Additional Information

Host: Andreas Wendel

Appointments: Bernado Pires

Speaker Biography

Andreas Wendel received his B.Sc. and M.Sc. degree in Telematics (computer science and electrical engineering) from Graz University of Technology in 2007 and 2009, respectively. His studies were focused on computer vision and cognitive signal processing and he finished with highest distinction. Currently he is the head of the Aerial Vision Group, lecturer, and PhD student (supervised by Prof. Horst Bischof) at the Institute of Computer Vision and Graphics at Graz University of
Technology, Austria. His research interests include visual navigation, image-based localization and mapping, and autonomous vehicles.

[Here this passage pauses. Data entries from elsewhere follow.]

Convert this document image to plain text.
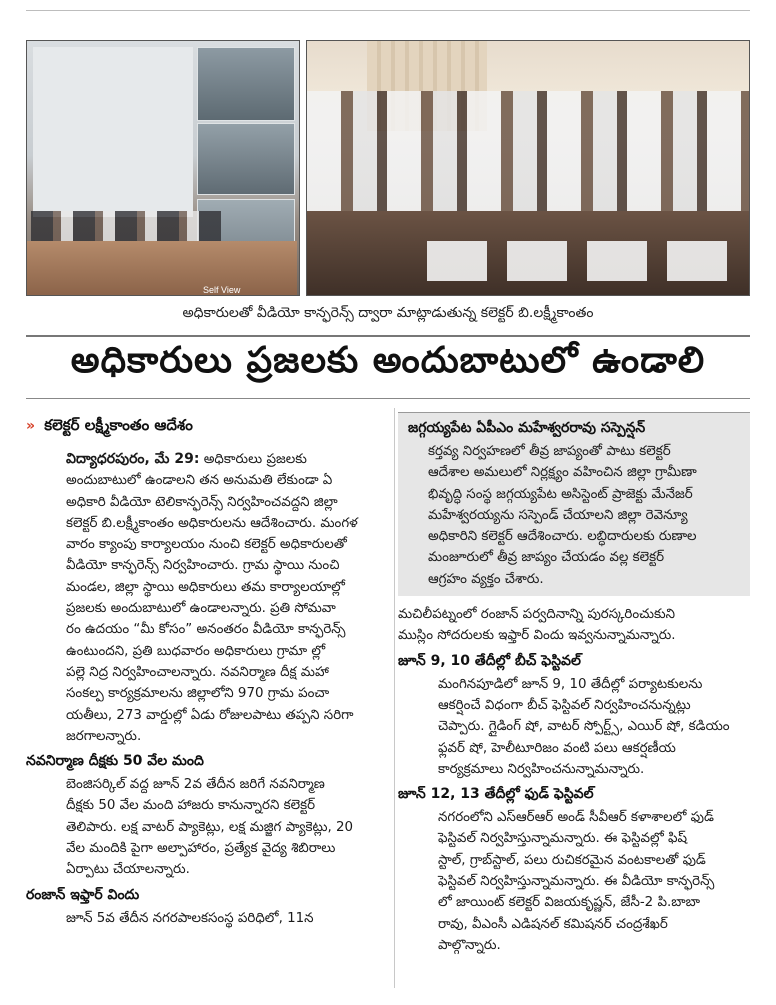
Self View
అధికారులతో వీడియో కాన్ఫరెన్స్ ద్వారా మాట్లాడుతున్న కలెక్టర్ బి.లక్ష్మీకాంతం
అధికారులు ప్రజలకు అందుబాటులో ఉండాలి
» కలెక్టర్ లక్ష్మీకాంతం ఆదేశం

విద్యాధరపురం, మే 29: అధికారులు ప్రజలకు
అందుబాటులో ఉండాలని తన అనుమతి లేకుండా ఏ
అధికారి వీడియో టెలికాన్ఫరెన్స్ నిర్వహించవద్దని జిల్లా
కలెక్టర్ బి.లక్ష్మీకాంతం అధికారులను ఆదేశించారు. మంగళ
వారం క్యాంపు కార్యాలయం నుంచి కలెక్టర్ అధికారులతో
వీడియో కాన్ఫరెన్స్ నిర్వహించారు. గ్రామ స్థాయి నుంచి
మండల, జిల్లా స్థాయి అధికారులు తమ కార్యాలయాల్లో
ప్రజలకు అందుబాటులో ఉండాలన్నారు. ప్రతి సోమవా
రం ఉదయం “మీ కోసం” అనంతరం వీడియో కాన్ఫరెన్స్
ఉంటుందని, ప్రతి బుధవారం అధికారులు గ్రామా ల్లో
పల్లె నిద్ర నిర్వహించాలన్నారు. నవనిర్మాణ దీక్ష మహా
సంకల్ప కార్యక్రమాలను జిల్లాలోని 970 గ్రామ పంచా
యతీలు, 273 వార్డుల్లో ఏడు రోజులపాటు తప్పని సరిగా
జరగాలన్నారు.

నవనిర్మాణ దీక్షకు 50 వేల మంది

బెంజిసర్కిల్ వద్ద జూన్ 2వ తేదీన జరిగే నవనిర్మాణ
దీక్షకు 50 వేల మంది హాజరు కానున్నారని కలెక్టర్
తెలిపారు. లక్ష వాటర్ ప్యాకెట్లు, లక్ష మజ్జిగ ప్యాకెట్లు, 20
వేల మందికి పైగా అల్పాహారం, ప్రత్యేక వైద్య శిబిరాలు
ఏర్పాటు చేయాలన్నారు.

రంజాన్ ఇఫ్తార్ విందు

జూన్ 5వ తేదీన నగరపాలకసంస్థ పరిధిలో, 11న

జగ్గయ్యపేట ఏపీఎం మహేశ్వరరావు సస్పెన్షన్

కర్తవ్య నిర్వహణలో తీవ్ర జాప్యంతో పాటు కలెక్టర్
ఆదేశాల అమలులో నిర్లక్ష్యం వహించిన జిల్లా గ్రామీణా
భివృద్ధి సంస్థ జగ్గయ్యపేట అసిస్టెంట్ ప్రాజెక్టు మేనేజర్
మహేశ్వరయ్యను సస్పెండ్ చేయాలని జిల్లా రెవెన్యూ
అధికారిని కలెక్టర్ ఆదేశించారు. లబ్ధిదారులకు రుణాల
మంజూరులో తీవ్ర జాప్యం చేయడం వల్ల కలెక్టర్
ఆగ్రహం వ్యక్తం చేశారు.

మచిలీపట్నంలో రంజాన్ పర్వదినాన్ని పురస్కరించుకుని
ముస్లిం సోదరులకు ఇఫ్తార్ విందు ఇవ్వనున్నామన్నారు.

జూన్ 9, 10 తేదీల్లో బీచ్ ఫెస్టివల్

మంగినపూడిలో జూన్ 9, 10 తేదీల్లో పర్యాటకులను
ఆకర్షించే విధంగా బీచ్ ఫెస్టివల్ నిర్వహించనున్నట్లు
చెప్పారు. గ్లైడింగ్ షో, వాటర్ స్పోర్ట్స్, ఎయిర్ షో, కడియం
ఫ్లవర్ షో, హెలీటూరిజం వంటి పలు ఆకర్షణీయ
కార్యక్రమాలు నిర్వహించనున్నామన్నారు.

జూన్ 12, 13 తేదీల్లో ఫుడ్ ఫెస్టివల్

నగరంలోని ఎస్ఆర్ఆర్ అండ్ సీవీఆర్ కళాశాలలో ఫుడ్
ఫెస్టివల్ నిర్వహిస్తున్నామన్నారు. ఈ ఫెస్టివల్లో ఫిష్
స్టాల్, గ్రాబ్‌స్టాల్, పలు రుచికరమైన వంటకాలతో ఫుడ్
ఫెస్టివల్ నిర్వహిస్తున్నామన్నారు. ఈ వీడియో కాన్ఫరెన్స్
లో జాయింట్ కలెక్టర్ విజయకృష్ణన్, జేసీ-2 పి.బాబా
రావు, వీఎంసీ ఎడిషనల్ కమిషనర్ చంద్రశేఖర్
పాల్గొన్నారు.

Andreas has worked as a software developer, researcher, and project leader for several companies, including Microsoft Corporation and Omicron electronics. He received several awards for excellent performance as a student, a study abroad scholarship for McMaster University (Canada), and the FIT-IT Visual Computing First Price 2009 for his proposal of the PEGASUS project. Recently he's been awarded the Best Presentation Prize at the International Computer Vision Summer School (ICVSS) 2011 and the Best Paper Award at the CVPR 2011 Workshop on Aerial Video Processing. This summer, Andreas is going to work with Martial Hebert on autonomous MAV navigation in cluttered forest environments.